As well as basalt other minerals have also been found at Harkaway and the neighbouring Narre Warren quarry. The Australian & New Zealand Micromineral News, Issue 9, June 2014 has an interesting article Minerals from the Narre Warren & Harkaway quarries by John Haupt and he writes - 
The Harkaway quarry was located in Noack road, Harkaway and was noted for the specimens of fluorapophyllite, now known as fluorapophyllite-(K), the only occurrence found in the Victorian basalts. It occurred as a druse of small equant crystals lining cavities up to 15cm across in the basalt. Natrolite, phillipsite and calcite occur with the apophyllite. The apophyllite was found in a small zone in fragmented basalt, 5 metres across and 10 metres high in the quarry and was quickly quarried out (Birch et al 1984). Calcite crystallised later than natrolite, forming attractive micros of calcite ‘teardrops’ on natrolite crystals.

My knowledge of minerals is very  sketchy, so I can't help with an explanation, however you can read Mr Haupt's article in full here.

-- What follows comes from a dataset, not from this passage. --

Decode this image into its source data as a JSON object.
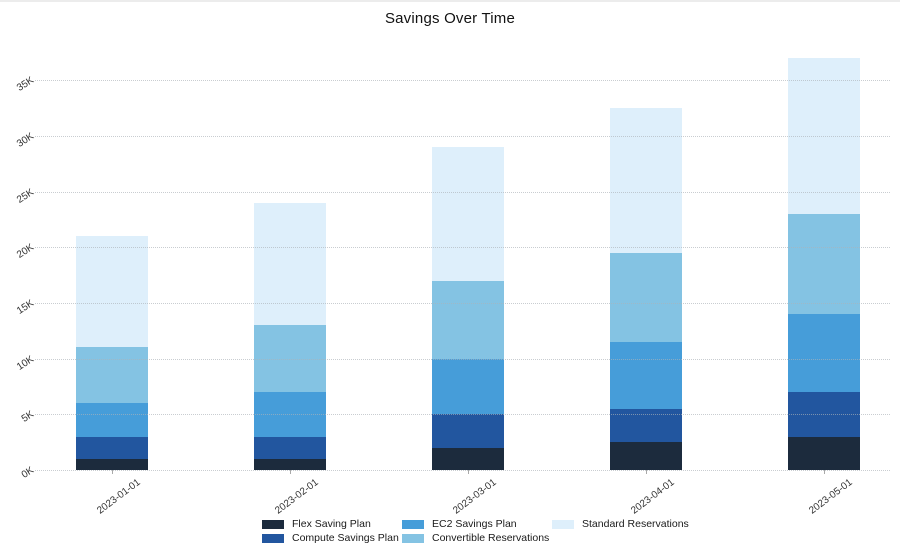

The Quarry ceased operation at the end of 2009 or January 2010 - I have seen two dates listed. The January 2010 date comes from a blog, called 'Welcome to the house of Murray'  written by Jo Murray, who used to work at the Quarry. You can see some photos and read an account of her last day at work here. The site is currently unused and fenced off. There is a push from some locals to turn the quarry into a park. 


Breaking up the bluestone with a hydraulic hammer



Loading on to a truck



Another view of the loading process


A loaded truck going up, an unloaded truck going down


Unloading into the crusher plant


Another view of the quarry showing, what I presume is, the crushing plant


A view of the quarry. Easy to see why basalt is called bluestone when you look at the stratas at the top left of the photo.


This is the Harkaway Quarry, photo taken April 20, 1978. The A'Beckett Road quarry is top left. 


Dandenong Advertiser of September 23, 1915.    

This report was  received at the Berwick Shire Council meeting held September 18, 1915 and may refer to the opening of the Harkaway Quarry.